Further studies, which looked at neutralization techniques, focused not on juvenile delinquency, but on adult criminality.  William Brennan used Sykes’ and Matza’s techniques of neutralization to help explain how women, and even doctors and nurses, justify an abortion.  Brennan (1974:358) wanted to “extend the techniques of neutralization beyond the boundaries of delinquent behavior to encompass involvement in abortion both before and after legalization by the Supreme Court”.  Using the denial of responsibility, blame is transferred away from the pregnant woman to the lack of available birth control or the cost of raising an unwanted child.

The doctor and nurse may also use this technique to justify performing the abortion illegally.  Scientific advances have helped to develop the denial of victim rationalization by depersonalizing the unborn fetus, stating that it is not a viable human life.  With the use of less evasive methods, such as the “vacuum”, for performing the abortion the patient, nurse and doctor only view the fetus as a mass of tissue.  Using the denial of injury rationalization the fetus is said not to posses the ability of consciousness, that consciousness only occurs after birth.

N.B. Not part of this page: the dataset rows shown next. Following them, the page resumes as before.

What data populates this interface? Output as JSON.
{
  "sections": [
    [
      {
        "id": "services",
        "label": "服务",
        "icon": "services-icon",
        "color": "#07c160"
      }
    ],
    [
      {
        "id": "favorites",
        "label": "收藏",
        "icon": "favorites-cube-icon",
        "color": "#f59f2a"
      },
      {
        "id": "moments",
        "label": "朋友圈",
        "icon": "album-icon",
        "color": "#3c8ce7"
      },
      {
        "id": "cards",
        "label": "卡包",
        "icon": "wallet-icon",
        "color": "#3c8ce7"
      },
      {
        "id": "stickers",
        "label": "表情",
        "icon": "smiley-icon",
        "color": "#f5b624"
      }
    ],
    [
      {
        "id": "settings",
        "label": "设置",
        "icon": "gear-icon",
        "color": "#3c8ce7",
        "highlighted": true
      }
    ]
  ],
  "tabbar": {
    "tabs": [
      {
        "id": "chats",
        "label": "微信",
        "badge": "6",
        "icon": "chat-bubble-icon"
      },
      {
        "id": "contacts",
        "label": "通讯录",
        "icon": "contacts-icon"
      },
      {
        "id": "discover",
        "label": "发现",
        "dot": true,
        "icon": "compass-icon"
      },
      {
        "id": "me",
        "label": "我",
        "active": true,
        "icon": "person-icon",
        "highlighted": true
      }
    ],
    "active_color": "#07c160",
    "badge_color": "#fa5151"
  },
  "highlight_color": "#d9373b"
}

Condemnation of the Condemners is used to state that those who are opposed to abortion, known as ‘pro-lifers’, are against the freedom of a woman have come together to choose what to do to her own body.  With the onset of woman’s rights groups, women came together to support the right to abortion, which allows them to utilize the justification known as the appeal to higher loyalties (Brennan, 1974).

The macro-social perspective of my work will explore formal control systems for the control of groups, including the legal system such as laws, law enforcement, powerful groups in society (who can help influence laws and norms) and economic and social directives of government or private organizations. Such controls can serve to be either positive or negative. On the other hand, the micro-social perspective focuses on informal control systems, which help to explain why individuals conform. It also considers the source of control to be external, that is, outside of the person.